Mme Haidara juge essentiel de « La promotion et la protection de la santé et des droits des femmes sont vitales pour leur bien-être et pour qu’elles puissent continuer à promouvoir et à protéger la santé des autres. Pourtant, la lutte contre les violences basées sur le genre est encore largement sous-financée », a déploré la responsable de Plan International.
La faim a augmenté de près d’un tiers en Afrique de l’Ouest, atteignant son niveau le plus élevé depuis près de dix ans. Les zones les plus préoccupantes sont le Sahel central et le bassin du lac Tchad, où l’escalade des conflits alimente la faim.
« En raison de la flambée des prix des denrées alimentaires, un simple repas de base est devenu hors de portée pour des millions de familles pauvres qui avaient déjà du mal à s’en sortir », a expliqué Chris Nikoi, Directeur régional du Programme alimentaire mondial des Nations Unies (PAM) en Afrique de l’Ouest. « Nous avons besoin d’une assistance immédiate pour aider ceux qui en ont le plus besoin, ainsi que de solutions à long terme pour répondre aux causes profondes de la faim et de la malnutrition au Sahel », a-t-il ajouté.
Financement insuffisant
Cette situation sans précédent exige une action immédiate, mais l’un des principaux défis pour fournir une aide efficace reste le manque de financement. « Il est urgent que l’action humanitaire soit une priorité. Derrière les chiffres et les données, il y a des histoires de souffrance humaine.

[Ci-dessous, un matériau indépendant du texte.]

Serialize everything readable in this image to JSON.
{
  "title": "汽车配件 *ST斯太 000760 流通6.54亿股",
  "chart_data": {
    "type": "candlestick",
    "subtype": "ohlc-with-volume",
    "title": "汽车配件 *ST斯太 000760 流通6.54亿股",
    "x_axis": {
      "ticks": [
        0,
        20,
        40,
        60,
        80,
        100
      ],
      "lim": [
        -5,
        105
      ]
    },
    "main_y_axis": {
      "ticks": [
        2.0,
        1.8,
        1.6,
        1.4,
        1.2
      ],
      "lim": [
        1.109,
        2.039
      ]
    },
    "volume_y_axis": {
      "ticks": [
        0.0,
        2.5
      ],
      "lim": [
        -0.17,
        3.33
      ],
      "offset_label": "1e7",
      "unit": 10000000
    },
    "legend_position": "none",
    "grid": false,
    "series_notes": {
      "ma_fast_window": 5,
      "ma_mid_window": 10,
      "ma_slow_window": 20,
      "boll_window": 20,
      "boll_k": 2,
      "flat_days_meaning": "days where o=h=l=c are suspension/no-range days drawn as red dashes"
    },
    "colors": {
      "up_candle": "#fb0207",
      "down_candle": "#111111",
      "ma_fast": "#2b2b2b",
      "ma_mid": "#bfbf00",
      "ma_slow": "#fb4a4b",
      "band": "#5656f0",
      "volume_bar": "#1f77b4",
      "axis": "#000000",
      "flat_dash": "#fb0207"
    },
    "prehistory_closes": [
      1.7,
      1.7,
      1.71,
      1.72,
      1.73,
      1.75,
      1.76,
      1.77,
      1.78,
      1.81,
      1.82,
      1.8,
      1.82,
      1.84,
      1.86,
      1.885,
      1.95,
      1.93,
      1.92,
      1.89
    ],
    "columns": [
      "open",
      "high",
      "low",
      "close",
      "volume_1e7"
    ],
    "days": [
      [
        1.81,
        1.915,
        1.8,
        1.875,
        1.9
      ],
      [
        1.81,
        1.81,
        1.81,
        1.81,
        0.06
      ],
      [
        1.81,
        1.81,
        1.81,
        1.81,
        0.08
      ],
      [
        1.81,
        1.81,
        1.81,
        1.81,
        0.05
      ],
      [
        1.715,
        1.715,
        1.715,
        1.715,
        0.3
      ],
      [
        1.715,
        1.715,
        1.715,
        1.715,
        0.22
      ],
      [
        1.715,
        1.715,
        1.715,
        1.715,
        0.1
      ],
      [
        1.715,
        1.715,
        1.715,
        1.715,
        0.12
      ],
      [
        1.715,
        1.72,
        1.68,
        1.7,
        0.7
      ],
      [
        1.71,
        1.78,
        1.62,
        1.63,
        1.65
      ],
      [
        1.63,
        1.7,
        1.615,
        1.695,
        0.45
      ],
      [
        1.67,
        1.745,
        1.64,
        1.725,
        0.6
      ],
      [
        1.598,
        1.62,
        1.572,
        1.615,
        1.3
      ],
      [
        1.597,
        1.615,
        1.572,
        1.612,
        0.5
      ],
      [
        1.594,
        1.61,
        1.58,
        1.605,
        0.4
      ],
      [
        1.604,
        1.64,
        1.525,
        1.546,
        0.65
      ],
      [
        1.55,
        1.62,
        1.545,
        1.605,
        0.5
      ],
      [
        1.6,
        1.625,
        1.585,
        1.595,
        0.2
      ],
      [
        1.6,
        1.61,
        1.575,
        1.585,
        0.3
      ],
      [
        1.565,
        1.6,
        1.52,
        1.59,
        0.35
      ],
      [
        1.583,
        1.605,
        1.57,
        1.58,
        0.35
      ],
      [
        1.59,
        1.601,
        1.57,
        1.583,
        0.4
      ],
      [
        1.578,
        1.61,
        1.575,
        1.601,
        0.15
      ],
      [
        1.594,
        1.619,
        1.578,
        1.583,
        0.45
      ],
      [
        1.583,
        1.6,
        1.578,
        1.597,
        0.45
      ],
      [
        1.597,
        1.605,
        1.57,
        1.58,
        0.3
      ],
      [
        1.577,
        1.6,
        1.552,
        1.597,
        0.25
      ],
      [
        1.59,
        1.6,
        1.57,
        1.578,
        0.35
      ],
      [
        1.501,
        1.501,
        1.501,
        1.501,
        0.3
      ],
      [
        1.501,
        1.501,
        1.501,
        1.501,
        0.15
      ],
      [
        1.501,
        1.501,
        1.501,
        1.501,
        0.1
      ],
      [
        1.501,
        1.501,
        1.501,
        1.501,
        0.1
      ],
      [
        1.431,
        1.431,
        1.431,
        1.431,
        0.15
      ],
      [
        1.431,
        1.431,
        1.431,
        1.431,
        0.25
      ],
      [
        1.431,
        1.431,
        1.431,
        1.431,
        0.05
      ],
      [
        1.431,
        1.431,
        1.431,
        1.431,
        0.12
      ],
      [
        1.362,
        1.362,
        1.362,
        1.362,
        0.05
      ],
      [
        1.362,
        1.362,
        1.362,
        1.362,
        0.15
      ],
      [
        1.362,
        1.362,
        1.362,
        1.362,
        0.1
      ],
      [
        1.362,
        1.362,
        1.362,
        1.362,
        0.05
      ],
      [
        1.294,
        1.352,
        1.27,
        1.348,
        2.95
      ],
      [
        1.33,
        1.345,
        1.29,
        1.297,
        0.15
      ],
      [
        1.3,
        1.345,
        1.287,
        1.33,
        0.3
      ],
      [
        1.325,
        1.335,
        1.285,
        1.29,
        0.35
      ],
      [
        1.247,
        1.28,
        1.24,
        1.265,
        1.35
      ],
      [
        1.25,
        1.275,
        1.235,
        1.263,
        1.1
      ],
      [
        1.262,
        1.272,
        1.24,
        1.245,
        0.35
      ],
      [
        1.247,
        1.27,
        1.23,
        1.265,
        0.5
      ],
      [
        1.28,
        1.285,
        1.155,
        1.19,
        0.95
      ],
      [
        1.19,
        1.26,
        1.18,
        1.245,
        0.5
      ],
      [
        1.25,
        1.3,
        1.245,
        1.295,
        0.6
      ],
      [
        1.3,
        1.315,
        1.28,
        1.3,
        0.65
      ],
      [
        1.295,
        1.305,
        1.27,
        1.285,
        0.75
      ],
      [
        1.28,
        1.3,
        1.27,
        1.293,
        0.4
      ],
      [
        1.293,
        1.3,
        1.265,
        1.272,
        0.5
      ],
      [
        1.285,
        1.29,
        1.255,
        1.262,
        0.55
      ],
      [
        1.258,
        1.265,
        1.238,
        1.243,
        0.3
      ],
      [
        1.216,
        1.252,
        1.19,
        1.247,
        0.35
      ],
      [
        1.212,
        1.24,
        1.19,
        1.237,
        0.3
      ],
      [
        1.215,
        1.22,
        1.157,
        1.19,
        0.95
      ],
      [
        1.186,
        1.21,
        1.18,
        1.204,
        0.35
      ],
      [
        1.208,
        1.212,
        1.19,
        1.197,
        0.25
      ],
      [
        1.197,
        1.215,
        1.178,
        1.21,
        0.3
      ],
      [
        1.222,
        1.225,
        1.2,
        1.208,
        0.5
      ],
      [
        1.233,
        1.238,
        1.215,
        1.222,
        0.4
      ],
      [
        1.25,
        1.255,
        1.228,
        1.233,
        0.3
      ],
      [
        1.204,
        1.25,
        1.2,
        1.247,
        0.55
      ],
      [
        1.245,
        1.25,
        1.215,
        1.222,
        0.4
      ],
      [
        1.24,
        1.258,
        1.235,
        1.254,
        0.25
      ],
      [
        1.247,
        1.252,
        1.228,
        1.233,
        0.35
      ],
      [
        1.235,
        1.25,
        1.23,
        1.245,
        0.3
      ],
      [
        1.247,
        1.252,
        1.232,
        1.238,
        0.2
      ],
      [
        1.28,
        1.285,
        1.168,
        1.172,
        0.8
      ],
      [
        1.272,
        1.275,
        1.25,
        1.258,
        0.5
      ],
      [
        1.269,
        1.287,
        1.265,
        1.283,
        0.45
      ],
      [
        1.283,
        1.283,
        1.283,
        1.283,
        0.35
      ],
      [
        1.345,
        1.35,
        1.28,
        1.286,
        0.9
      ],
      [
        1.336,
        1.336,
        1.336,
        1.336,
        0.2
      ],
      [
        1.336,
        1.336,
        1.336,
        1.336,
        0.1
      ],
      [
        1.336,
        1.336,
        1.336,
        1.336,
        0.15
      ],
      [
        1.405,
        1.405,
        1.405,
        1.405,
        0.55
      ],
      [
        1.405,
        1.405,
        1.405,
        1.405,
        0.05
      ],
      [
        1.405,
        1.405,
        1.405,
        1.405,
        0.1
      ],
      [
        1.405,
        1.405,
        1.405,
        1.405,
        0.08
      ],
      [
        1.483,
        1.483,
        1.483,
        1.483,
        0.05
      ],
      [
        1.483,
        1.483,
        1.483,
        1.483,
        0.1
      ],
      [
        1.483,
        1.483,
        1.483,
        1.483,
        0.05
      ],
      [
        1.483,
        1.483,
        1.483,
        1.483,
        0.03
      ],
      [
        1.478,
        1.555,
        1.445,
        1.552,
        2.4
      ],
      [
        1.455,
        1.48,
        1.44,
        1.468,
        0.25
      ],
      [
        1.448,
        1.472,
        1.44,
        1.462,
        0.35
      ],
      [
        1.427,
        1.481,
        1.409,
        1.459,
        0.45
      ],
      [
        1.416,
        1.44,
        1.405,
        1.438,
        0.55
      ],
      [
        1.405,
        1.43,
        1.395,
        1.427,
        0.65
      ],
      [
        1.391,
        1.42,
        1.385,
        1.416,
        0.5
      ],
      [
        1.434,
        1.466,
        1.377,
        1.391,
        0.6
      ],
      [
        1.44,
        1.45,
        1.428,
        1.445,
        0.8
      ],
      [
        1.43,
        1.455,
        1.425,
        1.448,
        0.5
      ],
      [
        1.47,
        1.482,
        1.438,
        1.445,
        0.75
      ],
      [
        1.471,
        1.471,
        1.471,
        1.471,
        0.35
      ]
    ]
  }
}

Sans ressources suffisantes, la crise va encore s’aggraver, érodant la résilience des communautés et mettant en danger des millions d’autres enfants, femmes et hommes », a rappelé Julie Belanger, Cheffe du Bureau de la coordination des affaires humanitaires des Nations Unies (OCHA) pour l’Afrique de l’Ouest et centrale.
À la fin du mois d’avril, seuls 9% des 3,7 milliards de dollars nécessaires ont été reçus. Une somme loin d’être suffisante, estime OCHA.